Indonesia saat ini sedang mempersiapkan proses ratifikasi Protokol Nagoya serta menyusun Rencana Undang Undang Pengelolaan Sumber Daya Genetik (UU PSDG). Ke duanya saling bersinergi dimana elemen Protokol Nagoya terintegrasi dalam UU, sebaliknya UUPSDG merupakan implementasi Protokol Nagoya yang memperkuat legislasi nasional. Adapun Isu yang perlu dibahas lebih lanjut dalam RUU PSDG adalah (a) Kelembagaan (b) Konsep kepemilikan SDG dan (c) Hak kekayaan intelektual atas pemanfaatan SDG (persyaratan disclosure requirement dalam aplikasi paten).

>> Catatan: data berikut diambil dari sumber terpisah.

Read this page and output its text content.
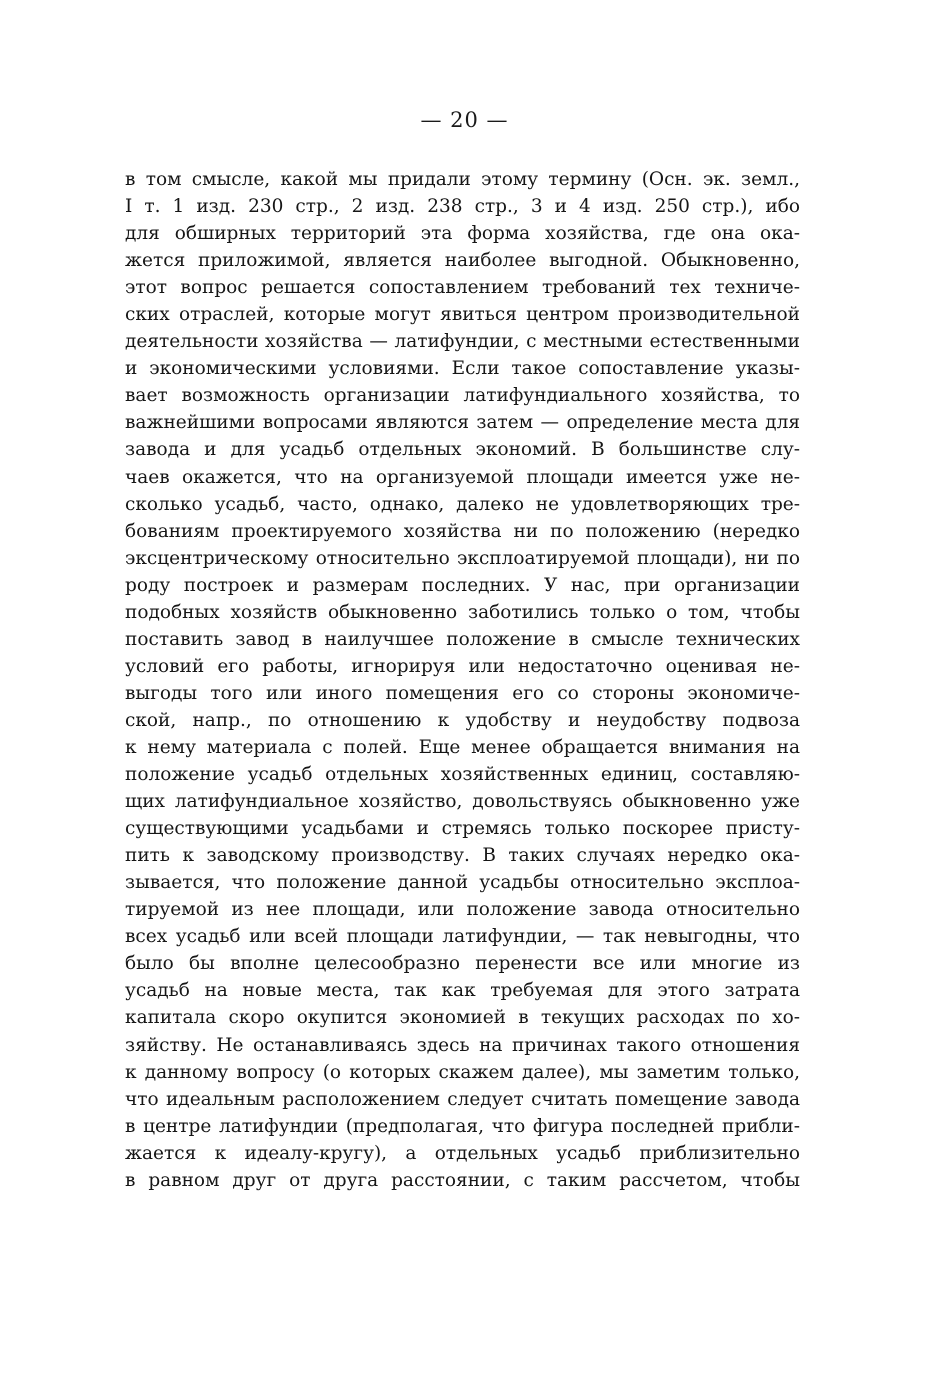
— 20 —
в том смысле, какой мы придали этому термину (Осн. эк. земл.,
I т. 1 изд. 230 стр., 2 изд. 238 стр., 3 и 4 изд. 250 стр.), ибо
для обширных территорий эта форма хозяйства, где она ока-
жется приложимой, является наиболее выгодной. Обыкновенно,
этот вопрос решается сопоставлением требований тех техниче-
ских отраслей, которые могут явиться центром производительной
деятельности хозяйства — латифундии, с местными естественными
и экономическими условиями. Если такое сопоставление указы-
вает возможность организации латифундиального хозяйства, то
важнейшими вопросами являются затем — определение места для
завода и для усадьб отдельных экономий. В большинстве слу-
чаев окажется, что на организуемой площади имеется уже не-
сколько усадьб, часто, однако, далеко не удовлетворяющих тре-
бованиям проектируемого хозяйства ни по положению (нередко
эксцентрическому относительно эксплоатируемой площади), ни по
роду построек и размерам последних. У нас, при организации
подобных хозяйств обыкновенно заботились только о том, чтобы
поставить завод в наилучшее положение в смысле технических
условий его работы, игнорируя или недостаточно оценивая не-
выгоды того или иного помещения его со стороны экономиче-
ской, напр., по отношению к удобству и неудобству подвоза
к нему материала с полей. Еще менее обращается внимания на
положение усадьб отдельных хозяйственных единиц, составляю-
щих латифундиальное хозяйство, довольствуясь обыкновенно уже
существующими усадьбами и стремясь только поскорее присту-
пить к заводскому производству. В таких случаях нередко ока-
зывается, что положение данной усадьбы относительно эксплоа-
тируемой из нее площади, или положение завода относительно
всех усадьб или всей площади латифундии, — так невыгодны, что
было бы вполне целесообразно перенести все или многие из
усадьб на новые места, так как требуемая для этого затрата
капитала скоро окупится экономией в текущих расходах по хо-
зяйству. Не останавливаясь здесь на причинах такого отношения
к данному вопросу (о которых скажем далее), мы заметим только,
что идеальным расположением следует считать помещение завода
в центре латифундии (предполагая, что фигура последней прибли-
жается к идеалу-кругу), а отдельных усадьб приблизительно
в равном друг от друга расстоянии, с таким рассчетом, чтобы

Dengan diratifikasinya Protokol Nagoya serta disahkannya UU PSDG maka hal ini diharapkan dapat memberikan sumbangan yang berharga di bidang pelestarian keanekaragaman hayati dan ketahanan pangan bagi dunia.
Untuk informasi lebih lanjut:
Ir. Arief Yuwono, MA
Deputi MENLH Bidang Pengendalian Kerusakan Lingkungan dan Perubahan Iklim, Kementerian Lingkungan Hidup.
Telp: 021-85905770, Email: [email protected] atau [email protected]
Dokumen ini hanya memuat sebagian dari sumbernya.